Is your partner entitled to your genetic information? by Lisa

Last week, I found myself in a situation that required me to lie to my boyfriend. I told⁣ him I was ‍at work when in ⁣reality, I was visiting a doctor in ‌the upscale neighbourhood of Marylebone. I felt a pang of guilt as I spun a web of lies, making me question if I was somehow⁤ being unfaithful. The man ‍I was seeing was not a‌ secret lover, but a medical‍ professional. So why was I‌ hiding this from​ my partner?

I was there for a procedure known as a “fertility MOT”, a check-up ⁤of my reproductive health that costs upwards of £350. The thing is, ‌I’m not​ trying ‌to conceive. I’m ⁢at that age where a pregnancy announcement from ⁤a ‍friend could be met with either joy or sympathy. I simply wanted to know where I stood in terms of ⁤fertility for future reference. I​ wasn’t sure if the results would influence my lifestyle choices. Maybe I’d be more carefree with my spending, adopt more pets, or enjoy the freedom of unprotected sex. I chose not to involve my boyfriend because it​ felt too serious. Even with an explanation, it’s akin to showing up to a casual date in a bridal gown. But what about the results? We’ve discussed having children, so does he have a right to know?

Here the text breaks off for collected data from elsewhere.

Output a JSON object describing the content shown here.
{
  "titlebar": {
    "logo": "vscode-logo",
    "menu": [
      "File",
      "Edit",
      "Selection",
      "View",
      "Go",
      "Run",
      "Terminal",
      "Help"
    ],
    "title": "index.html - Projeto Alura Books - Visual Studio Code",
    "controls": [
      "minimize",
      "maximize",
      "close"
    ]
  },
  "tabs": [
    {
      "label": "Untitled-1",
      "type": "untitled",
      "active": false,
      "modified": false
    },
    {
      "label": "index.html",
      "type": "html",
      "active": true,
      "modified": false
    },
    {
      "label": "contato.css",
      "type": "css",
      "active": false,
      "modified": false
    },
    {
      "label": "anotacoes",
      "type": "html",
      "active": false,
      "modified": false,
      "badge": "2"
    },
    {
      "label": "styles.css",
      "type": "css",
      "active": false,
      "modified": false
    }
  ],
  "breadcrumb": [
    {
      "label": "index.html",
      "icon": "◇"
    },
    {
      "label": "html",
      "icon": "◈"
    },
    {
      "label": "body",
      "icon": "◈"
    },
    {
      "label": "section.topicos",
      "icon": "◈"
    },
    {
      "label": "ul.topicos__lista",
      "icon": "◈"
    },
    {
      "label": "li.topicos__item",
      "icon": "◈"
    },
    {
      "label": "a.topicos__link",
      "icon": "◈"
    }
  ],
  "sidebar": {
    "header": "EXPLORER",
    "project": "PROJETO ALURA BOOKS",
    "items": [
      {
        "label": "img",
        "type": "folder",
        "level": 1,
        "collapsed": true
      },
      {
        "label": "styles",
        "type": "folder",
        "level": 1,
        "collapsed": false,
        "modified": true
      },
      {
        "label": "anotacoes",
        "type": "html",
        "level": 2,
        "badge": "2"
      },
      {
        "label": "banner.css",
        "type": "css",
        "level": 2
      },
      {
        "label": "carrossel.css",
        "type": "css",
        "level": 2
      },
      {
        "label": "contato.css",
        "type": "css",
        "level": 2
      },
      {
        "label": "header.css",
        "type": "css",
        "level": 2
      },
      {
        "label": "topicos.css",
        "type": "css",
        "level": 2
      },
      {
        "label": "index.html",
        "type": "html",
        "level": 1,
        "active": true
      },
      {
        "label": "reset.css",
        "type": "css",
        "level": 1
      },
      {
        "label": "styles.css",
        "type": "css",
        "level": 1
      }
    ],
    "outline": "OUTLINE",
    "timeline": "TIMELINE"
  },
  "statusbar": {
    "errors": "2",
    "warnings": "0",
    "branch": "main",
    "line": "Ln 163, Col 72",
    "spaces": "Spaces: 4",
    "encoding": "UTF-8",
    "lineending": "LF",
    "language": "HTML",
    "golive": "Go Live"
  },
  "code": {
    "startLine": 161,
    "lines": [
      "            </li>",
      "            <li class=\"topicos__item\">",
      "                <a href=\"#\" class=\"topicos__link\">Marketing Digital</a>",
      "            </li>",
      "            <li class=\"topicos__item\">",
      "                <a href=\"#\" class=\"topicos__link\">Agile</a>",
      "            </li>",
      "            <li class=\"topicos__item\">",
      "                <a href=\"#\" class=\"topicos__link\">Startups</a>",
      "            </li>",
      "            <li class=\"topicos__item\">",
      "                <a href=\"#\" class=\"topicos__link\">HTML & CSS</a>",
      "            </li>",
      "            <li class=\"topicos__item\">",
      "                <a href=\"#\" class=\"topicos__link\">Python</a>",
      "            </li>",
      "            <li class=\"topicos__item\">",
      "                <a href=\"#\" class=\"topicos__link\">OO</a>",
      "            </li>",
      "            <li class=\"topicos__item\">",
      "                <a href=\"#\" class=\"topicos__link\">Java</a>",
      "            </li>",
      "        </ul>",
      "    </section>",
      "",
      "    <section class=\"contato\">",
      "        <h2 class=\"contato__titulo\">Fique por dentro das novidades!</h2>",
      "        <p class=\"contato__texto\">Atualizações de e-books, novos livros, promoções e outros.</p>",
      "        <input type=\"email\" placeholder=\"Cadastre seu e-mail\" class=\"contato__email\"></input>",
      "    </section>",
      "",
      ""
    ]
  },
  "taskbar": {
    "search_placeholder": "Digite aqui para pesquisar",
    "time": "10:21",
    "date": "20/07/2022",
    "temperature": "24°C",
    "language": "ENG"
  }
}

I had the test done at the London‍ Wellness Clinic, surrounded by pictures of happy babies and waiting rooms filled‍ with affectionate couples. A week​ after my blood was drawn, a⁤ nurse ‌asked me a series of questions, including​ whether my partner knew about my visit. I ​confessed that he didn’t, and was met ⁤with understanding. She assured me that many women come alone for‍ check-ups and that what I did with the results was my decision. I felt a ⁣wave of relief.

During the procedure, the doctor used ⁢a cold, wand-like instrument⁣ for the internal examination.⁣ He seemed to avoid direct eye contact with my private area, which led to ⁤a few awkward moments. But soon, my ⁣ovaries were displayed on the screen. I ‍had‍ prepared ⁤for the appointment by grooming my pubic hair, a habit I found peculiar yet necessary. After the procedure, the doctor and I discussed the results. It felt like a private biology lesson, and I realised ​how little I knew about my own body. ​The results were⁣ unremarkable, ‌but⁣ the experience was enlightening.